As Ian Rapoport reported for NFL.com, prior to the beginning of free agency, the Raiders shipped mauling right tackle Trent Brown (and a 2022 seventh-round pick) to the New England Patriots for a 2022 fifth-round pick. That was followed (per ESPN) by the Raiders trading Pro Bowl center Rodney Hudson to the Arizona Cardinals for a 2021 third-round pick and Vegas dealing guard Gabe Jackson to the Seattle Seahawks for a fifth-round pick.

Yes, Brown has struggled to stay on the field since signing a four-year, $66 million contract with the Raiders in 2019. And all three players carried an average annual salary north of $10 million. But it was Mayock who drew up two of those pacts. All three of those players are higher-end starters, and both Brown and Hudson have Pro Bowls on their NFL resume.

As Vic Tafur reported for the Athletic, Raiders O-line coach Tom Cable tried to downplay the loss of Hudson by talking up his replacement in Andre James.

"When you're trying to build a top-level team, you need people of high quality and character like that," Cable said. "It's tough to lose a guy like Rodney, but at the same time, I think those are a lot of the characteristics that Andre James brings to this deal. He just hasn't done it as much, obviously."

But the cold, hard truth is that the Raiders effectively blew up an offensive line that was a strength of the team and got little in return. Now Las Vegas has to hope that Miller will live up to that fat new contract and become the anchor for the team's O-line. That 37-year-old Richie Incognito has something left in the tank after missing 14 games in 2020. That James or free-agent addition Nick Martin can step into the void at the pivot.

And even if all those things happen, the Raiders probably won't be as good up front as they were a year ago.

Jeff Bottari/Associated Press

The confusing moves go beyond the offensive line. Despite the presence of one of the better young running backs in the NFL in Josh Jacobs, the Raiders handed free agent running back Kenyan Drake $11 million in guarantees. After losing Nelson Agholor in free agency following a career season, the Raiders signed John Brown and Willie Snead IV, making second-year pro Henry Ruggs III the team's No. 1 wideout and leaving quarterback Derek Carr with the shakiest WR corps in the AFC West.

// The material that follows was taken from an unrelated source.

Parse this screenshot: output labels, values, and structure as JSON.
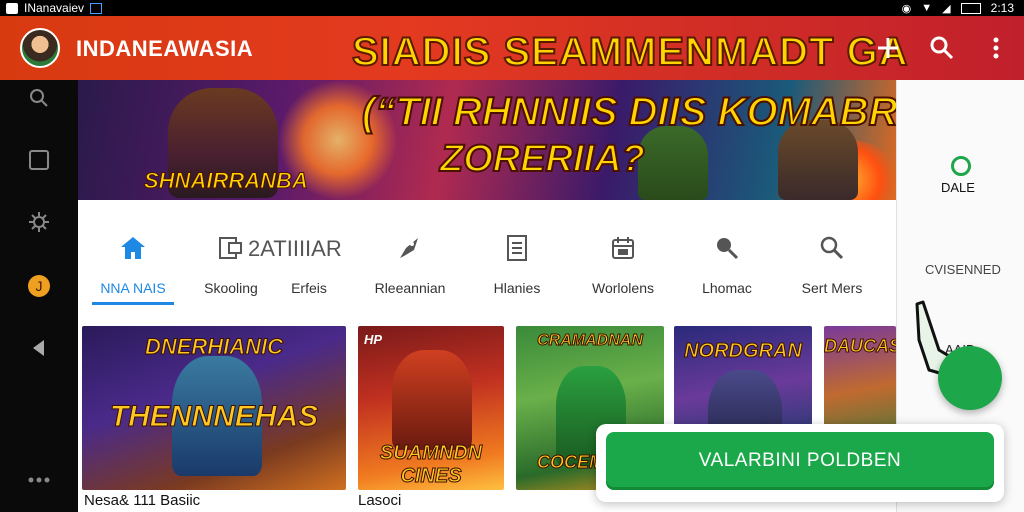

This isn't to say that every move the Raiders made in free agency was shaky. After managing just 21 sacks last year (fourth-fewest in the league) the signing of Yannick Ngakoue added some desperately needed pop to the pass rush. Defensive lineman Solomon Thomas was the No. 3 overall pick in 2017 and was certainly worth a low-cost, one-year flier.

But all in all, there isn't a team in the division that took a bigger step backward in free agency than the Raiders. They certainly don't appear to have done anything to narrow the gap between them and the two-time defending AFC champion Kansas City Chiefs.

It's also hard to have too much confidence in the Raiders ability to turn things around in the 2021 NFL draft given that Mayock's early-round picks have included as many misses as hits.

As Levi Edwards reported for the team's website, at the outset of free agency Mayock insisted that he believes the Raiders are headed in the right direction.

"What gets me excited though is trying to apply what we learned last year, trying to get better and more than anything, you guys remember what we talked about Day 1 when I walked in this building: We talked about foundation players and what's a Raider fit. And that's what we want this year, both in free agency and draft. We want to bring the right fit of person into this building and we want to create something special and we think we're getting close."

But three years into Gruden 2.0, the Raiders don't appear to really have a direction. For every position group that got a boost this offseason (like the pass rush) there's another that backslid (like the offensive line). It's one step forward, two steps back.

The Raiders are a rudderless (pirate) ship sailing in circles.

And another sub-.500 season is looking more likely by the day.